Naked woman rescued 3 miles off Newport Beach puzzles officials
Officials are unsure how a woman ended up naked in the water three miles off the Newport Beach coast before being rescued Sunday.
A pair of kayakers found the 28-year-old around 10 a.m. She was calling for help about three miles out from the Newport Harbor jetty, said Sgt. D.J. Haldeman of the Orange County Sheriff’s Department Harbor Patrol.
According to Haldeman, the woman — whom authorities didn’t identify — was alone without a boat, a flotation device or even a bathing suit.
“She was completely naked,” he said.
The woman told Harbor Patrol deputies that she had been in the water since the night before.
She said she was swimming at around 5:30 p.m. Saturday near 19th Street when a rip current swept her out, Haldeman said.
At some point during the roughly 16 hours, the woman said, she took off her swimsuit “so it wouldn’t restrict her in her abilities to swim,” Haldeman said.
When Harbor Patrol deputies arrived in a boat to take the woman to shore, they were ready to treat her for hypothermia, but she seemed fine, according to Haldeman.

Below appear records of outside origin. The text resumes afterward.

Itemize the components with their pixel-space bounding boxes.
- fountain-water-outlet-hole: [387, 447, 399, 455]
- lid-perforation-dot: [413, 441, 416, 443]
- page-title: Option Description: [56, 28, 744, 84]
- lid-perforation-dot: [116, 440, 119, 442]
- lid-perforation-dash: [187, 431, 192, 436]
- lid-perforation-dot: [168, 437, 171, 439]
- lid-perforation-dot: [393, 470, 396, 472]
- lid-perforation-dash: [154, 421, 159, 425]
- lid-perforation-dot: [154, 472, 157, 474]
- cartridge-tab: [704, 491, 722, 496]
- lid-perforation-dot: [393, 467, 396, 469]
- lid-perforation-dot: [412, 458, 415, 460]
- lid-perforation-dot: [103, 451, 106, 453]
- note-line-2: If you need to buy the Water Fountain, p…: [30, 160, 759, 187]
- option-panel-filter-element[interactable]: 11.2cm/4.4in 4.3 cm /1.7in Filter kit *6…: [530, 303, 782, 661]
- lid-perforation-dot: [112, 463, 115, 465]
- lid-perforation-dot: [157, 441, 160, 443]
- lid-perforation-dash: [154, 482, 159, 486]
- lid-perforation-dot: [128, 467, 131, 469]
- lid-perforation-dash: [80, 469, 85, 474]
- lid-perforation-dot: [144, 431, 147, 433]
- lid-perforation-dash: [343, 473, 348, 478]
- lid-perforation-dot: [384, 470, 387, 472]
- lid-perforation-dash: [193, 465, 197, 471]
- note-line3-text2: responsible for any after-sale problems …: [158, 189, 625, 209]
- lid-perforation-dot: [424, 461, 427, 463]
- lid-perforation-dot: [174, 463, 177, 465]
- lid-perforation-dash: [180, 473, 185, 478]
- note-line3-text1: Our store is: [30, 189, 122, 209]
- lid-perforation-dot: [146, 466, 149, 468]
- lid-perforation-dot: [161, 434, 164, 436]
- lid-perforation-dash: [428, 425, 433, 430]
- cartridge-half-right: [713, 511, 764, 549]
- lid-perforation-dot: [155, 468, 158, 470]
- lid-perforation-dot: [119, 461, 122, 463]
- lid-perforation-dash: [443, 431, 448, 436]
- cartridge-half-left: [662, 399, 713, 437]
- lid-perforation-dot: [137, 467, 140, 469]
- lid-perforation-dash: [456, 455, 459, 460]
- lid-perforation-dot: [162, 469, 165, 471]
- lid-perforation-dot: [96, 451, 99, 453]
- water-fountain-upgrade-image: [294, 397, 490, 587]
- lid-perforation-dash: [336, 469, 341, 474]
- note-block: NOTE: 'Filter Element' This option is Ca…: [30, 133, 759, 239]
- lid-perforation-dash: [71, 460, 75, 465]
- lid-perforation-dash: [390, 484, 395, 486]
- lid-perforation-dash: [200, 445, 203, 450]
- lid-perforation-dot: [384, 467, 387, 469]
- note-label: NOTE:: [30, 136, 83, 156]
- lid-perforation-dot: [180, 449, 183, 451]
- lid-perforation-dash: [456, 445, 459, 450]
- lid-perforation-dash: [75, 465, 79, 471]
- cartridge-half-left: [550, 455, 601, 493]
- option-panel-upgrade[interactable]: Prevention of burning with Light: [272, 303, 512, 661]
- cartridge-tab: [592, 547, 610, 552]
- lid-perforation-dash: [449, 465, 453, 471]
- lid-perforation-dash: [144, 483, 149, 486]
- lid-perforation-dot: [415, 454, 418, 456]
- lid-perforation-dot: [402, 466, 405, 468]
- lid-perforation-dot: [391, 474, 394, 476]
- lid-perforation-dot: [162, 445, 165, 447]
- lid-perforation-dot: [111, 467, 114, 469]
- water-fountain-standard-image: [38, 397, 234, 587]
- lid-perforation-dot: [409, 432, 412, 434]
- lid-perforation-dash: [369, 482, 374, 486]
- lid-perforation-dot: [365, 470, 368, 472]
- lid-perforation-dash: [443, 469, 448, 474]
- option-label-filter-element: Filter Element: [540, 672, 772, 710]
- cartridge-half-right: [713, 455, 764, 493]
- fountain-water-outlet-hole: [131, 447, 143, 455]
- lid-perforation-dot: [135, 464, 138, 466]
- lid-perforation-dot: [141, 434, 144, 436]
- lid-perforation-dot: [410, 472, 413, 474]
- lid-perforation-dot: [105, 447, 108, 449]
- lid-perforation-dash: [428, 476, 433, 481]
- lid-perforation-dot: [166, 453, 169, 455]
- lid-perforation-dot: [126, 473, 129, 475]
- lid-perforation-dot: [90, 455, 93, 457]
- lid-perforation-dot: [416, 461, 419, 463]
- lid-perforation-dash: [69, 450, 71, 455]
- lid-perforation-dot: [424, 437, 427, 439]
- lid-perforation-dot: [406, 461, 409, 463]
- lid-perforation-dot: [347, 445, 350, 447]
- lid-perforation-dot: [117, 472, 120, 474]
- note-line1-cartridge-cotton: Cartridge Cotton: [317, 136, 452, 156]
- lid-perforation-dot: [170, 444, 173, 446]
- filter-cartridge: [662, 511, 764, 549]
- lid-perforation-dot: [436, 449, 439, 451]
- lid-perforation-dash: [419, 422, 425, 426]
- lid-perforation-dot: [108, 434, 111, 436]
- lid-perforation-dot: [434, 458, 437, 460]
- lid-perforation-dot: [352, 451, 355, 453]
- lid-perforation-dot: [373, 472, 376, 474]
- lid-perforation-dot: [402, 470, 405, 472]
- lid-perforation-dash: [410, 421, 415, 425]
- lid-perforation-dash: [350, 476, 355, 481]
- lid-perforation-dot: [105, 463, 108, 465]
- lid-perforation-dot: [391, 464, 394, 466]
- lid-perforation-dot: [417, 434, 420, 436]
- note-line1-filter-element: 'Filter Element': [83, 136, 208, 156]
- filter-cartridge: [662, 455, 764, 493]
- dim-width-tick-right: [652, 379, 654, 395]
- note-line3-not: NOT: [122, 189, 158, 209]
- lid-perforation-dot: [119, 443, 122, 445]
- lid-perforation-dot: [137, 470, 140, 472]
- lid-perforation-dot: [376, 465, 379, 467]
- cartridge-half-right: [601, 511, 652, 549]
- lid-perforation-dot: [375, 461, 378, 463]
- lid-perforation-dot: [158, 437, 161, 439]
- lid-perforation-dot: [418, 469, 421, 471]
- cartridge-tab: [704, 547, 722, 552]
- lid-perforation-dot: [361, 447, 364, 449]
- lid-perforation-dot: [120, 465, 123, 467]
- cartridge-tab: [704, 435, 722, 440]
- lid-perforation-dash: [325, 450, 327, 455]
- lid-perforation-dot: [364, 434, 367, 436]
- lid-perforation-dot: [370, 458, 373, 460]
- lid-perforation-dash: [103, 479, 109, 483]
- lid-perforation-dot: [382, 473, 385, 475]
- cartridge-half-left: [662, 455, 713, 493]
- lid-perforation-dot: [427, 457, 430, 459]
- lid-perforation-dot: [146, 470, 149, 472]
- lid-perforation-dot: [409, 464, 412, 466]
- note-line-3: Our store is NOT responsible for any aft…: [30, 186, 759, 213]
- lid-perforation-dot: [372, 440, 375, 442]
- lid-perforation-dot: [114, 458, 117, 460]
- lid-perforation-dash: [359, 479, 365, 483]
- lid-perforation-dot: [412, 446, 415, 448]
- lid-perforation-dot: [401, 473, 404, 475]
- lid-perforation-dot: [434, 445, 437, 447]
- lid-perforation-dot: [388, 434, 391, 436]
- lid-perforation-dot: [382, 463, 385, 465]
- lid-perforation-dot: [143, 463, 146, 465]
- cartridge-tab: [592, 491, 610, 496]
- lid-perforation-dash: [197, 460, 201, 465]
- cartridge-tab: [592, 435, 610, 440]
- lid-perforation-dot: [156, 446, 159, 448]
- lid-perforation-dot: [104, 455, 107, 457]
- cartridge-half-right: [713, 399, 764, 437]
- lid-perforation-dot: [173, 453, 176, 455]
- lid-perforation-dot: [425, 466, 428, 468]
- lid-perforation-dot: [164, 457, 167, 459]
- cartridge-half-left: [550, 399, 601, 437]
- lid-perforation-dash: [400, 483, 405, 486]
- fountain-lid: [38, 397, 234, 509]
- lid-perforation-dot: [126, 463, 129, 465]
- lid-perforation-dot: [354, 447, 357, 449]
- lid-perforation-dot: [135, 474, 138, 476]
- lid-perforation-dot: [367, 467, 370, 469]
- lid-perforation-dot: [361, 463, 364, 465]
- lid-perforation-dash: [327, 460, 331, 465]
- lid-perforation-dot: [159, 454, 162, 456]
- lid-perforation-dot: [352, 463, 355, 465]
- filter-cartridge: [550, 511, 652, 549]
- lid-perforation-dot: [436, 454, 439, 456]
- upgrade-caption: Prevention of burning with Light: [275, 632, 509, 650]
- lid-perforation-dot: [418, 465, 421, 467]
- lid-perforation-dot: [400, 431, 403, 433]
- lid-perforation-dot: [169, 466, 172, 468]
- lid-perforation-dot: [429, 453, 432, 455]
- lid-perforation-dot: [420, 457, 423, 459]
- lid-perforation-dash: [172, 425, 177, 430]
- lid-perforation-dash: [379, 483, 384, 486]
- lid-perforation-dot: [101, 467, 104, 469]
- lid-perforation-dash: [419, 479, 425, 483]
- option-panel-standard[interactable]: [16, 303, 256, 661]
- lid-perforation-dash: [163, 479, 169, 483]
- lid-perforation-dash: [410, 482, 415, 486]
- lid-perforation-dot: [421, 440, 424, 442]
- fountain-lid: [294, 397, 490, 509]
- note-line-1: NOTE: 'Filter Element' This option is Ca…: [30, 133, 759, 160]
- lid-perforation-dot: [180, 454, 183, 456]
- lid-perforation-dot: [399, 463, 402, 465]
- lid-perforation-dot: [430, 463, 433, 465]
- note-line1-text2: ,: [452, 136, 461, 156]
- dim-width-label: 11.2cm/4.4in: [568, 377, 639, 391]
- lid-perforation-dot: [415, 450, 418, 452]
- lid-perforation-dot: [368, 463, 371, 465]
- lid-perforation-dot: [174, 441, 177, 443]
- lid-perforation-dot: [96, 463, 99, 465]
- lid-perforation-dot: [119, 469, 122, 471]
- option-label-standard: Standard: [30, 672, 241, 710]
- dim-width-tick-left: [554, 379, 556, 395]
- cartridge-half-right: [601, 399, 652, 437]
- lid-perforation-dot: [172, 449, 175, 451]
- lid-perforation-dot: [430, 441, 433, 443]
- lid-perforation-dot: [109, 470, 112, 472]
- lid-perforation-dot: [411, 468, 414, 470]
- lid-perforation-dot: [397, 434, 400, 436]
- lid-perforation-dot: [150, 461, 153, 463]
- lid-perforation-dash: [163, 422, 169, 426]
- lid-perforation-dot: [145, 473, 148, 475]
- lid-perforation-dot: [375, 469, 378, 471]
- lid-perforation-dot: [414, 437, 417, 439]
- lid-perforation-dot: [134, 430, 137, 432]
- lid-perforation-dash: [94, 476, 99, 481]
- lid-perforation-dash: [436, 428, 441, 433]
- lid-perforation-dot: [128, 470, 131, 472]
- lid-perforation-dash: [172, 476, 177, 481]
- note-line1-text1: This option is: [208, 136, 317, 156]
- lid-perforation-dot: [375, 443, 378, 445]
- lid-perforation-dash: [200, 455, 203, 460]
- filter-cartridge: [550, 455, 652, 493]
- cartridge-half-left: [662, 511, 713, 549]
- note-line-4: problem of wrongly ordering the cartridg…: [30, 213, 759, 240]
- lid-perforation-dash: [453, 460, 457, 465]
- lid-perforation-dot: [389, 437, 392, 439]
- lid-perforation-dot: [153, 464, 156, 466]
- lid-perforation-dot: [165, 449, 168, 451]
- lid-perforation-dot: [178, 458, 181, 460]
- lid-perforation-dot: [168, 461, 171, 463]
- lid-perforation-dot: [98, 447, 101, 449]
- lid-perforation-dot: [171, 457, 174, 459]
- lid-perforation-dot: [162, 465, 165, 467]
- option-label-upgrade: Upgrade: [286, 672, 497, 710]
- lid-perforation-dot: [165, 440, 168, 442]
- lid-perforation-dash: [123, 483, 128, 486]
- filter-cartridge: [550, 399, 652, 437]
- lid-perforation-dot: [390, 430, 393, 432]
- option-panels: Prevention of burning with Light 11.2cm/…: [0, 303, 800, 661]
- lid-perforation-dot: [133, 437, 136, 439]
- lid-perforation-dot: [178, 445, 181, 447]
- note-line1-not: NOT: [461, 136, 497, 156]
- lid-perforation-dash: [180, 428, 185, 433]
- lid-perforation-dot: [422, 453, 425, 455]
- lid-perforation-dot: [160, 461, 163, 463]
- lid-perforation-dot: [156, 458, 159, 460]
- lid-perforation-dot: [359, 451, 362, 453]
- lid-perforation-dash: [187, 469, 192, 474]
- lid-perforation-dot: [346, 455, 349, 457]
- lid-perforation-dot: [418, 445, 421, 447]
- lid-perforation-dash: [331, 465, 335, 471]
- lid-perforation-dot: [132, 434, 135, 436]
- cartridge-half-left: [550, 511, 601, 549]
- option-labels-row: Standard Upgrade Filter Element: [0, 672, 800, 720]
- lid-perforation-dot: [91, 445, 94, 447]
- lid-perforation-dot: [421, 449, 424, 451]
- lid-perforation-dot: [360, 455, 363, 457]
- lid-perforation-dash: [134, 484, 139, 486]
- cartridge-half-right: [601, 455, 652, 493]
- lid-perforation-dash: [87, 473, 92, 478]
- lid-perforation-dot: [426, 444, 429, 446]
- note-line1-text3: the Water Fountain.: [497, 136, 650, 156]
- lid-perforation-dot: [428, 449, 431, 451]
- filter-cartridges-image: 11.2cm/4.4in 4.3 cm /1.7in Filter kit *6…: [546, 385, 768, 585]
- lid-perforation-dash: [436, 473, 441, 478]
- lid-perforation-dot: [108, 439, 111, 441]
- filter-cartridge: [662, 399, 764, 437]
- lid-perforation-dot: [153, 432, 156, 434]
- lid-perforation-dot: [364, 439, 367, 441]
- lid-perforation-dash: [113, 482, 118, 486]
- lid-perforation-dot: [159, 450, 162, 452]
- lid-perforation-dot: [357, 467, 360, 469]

Jennifer Manzella, spokeswoman for the Newport Beach police and fire departments, said officials checked the woman’s story to make sure they hadn’t accidentally overlooked her on Saturday night.
A lifeguard would have been stationed near 19th Street at 5:30 p.m. Saturday, but officials haven’t found anyone who saw the woman go in the water, Manzella said.
The Fire Department couldn’t find belongings that the woman said she left on the beach, Manzella said. If a lifeguard had found the items unattended on the beach at the end of the day, he or she would have investigated, Manzella said.
Newport Beach lifeguard David Pratt said it would be impossible for a rip current to pull the woman three miles into the ocean. Usually, such currents dissipate 50 to 200 feet out. Even in the most extreme surf, they pull for only 500 or 600 feet, Pratt said.
The woman also was about three miles down the coast from where she said she had started swimming.
“She was really far out,” Manzella said.